Fund managers are increasingly sacking their superannuation fund clients as they are able to get a better margin elsewhere, according to Spirit Super.
Spirit Super chief investment officer, Ross Barry, said while super funds were looking for scale benefits, especially when merging with another fund, they needed to hold negotiations in good faith.
“Scale benefits don't deliver themselves and the danger is if you go into a merger and you sit back and you think that all of a sudden they're going to fall out of the sky and you're going to operate at a lower cost base and it just doesn't happen unless you make it happen,” he said.
“Unfortunately that involves some pretty hard negotiations, there's very tough conversations around your own internal cost base, and there's very tough conversations you have to have with managers and asset managers.
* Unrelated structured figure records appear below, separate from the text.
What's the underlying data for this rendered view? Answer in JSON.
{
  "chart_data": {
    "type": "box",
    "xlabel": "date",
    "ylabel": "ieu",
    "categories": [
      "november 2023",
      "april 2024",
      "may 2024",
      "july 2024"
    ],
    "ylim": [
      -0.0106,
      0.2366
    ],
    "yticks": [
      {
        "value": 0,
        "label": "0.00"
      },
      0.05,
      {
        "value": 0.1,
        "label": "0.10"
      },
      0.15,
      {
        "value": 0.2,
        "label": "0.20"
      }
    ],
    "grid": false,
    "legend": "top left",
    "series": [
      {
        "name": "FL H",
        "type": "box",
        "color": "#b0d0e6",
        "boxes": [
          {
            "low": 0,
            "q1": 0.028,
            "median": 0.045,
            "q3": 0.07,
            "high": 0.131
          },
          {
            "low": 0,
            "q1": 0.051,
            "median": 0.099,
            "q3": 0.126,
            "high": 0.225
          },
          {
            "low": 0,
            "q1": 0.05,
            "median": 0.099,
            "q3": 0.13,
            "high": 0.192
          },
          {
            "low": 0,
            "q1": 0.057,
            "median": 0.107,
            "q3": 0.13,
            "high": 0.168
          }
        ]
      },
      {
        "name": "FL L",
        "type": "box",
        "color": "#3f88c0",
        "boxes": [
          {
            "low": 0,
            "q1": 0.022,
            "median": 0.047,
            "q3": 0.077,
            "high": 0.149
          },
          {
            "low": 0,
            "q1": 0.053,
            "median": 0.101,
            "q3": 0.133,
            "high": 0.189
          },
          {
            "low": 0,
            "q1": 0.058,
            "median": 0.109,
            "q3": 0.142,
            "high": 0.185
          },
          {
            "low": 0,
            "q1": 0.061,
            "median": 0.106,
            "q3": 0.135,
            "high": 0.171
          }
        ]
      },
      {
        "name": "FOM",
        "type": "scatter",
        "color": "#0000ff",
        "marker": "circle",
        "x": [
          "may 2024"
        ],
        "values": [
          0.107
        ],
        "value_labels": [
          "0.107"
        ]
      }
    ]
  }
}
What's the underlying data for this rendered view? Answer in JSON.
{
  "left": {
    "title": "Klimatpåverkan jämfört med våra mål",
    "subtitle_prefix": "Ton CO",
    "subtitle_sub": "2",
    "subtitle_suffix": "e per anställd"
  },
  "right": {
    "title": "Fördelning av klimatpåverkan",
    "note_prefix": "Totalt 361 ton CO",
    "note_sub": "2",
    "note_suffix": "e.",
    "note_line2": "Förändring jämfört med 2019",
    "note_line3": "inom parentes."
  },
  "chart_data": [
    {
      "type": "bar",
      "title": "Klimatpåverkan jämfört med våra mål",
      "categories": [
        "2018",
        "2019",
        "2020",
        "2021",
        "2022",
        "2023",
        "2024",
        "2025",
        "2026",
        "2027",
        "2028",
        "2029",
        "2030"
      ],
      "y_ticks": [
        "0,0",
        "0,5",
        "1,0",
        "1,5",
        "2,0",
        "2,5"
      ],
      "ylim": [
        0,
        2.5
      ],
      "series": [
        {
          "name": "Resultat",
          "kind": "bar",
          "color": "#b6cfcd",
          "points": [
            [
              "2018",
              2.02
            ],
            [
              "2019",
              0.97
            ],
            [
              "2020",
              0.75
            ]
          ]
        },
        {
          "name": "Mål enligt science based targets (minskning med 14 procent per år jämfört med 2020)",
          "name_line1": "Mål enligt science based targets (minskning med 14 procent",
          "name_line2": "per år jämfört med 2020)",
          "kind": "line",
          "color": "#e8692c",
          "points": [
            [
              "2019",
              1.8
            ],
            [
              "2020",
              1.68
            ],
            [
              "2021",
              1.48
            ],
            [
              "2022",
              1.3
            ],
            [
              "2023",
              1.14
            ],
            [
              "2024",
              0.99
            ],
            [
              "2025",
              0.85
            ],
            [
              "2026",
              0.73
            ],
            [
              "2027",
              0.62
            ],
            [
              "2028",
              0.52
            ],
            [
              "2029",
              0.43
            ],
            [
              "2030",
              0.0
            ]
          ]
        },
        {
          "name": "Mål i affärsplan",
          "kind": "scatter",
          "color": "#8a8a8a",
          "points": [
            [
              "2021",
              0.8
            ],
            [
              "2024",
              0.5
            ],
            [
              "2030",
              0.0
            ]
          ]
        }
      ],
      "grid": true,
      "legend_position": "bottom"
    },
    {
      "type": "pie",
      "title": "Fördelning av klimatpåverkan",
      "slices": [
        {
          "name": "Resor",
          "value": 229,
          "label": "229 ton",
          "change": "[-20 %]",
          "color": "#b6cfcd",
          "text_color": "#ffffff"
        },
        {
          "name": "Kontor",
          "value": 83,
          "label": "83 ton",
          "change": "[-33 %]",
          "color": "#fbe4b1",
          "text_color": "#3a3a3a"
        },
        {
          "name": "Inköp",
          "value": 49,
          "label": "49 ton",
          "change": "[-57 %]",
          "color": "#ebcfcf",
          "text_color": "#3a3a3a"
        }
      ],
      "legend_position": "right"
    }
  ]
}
“The key challenge in this is that you have to have those negotiations in good faith because you might be going to a manager that served you incredibly well, created lots of value for your members over a long period of time, and you're asking them for some kind of fee discount or scale benefit to be in a go forward structure.”
Ross said the danger was that the super fund would have the same conversation again a few years later and ask again for a discount or scale benefit.
“I think they'd have their reason to feel a bit duped in all of that. One observation I've made is that I think some managers are pushing back,” he said.
“Some managers are actually sacking their super funds as clients as they get a better margin elsewhere, and I'm not surprised.
“The other thing is that you get managers that close their funds due to capacity constraints, and of course, they just become meaningless in a consolidated portfolio. That's always a shame to have depart with a really good manager just because you can't get more capacity from them.”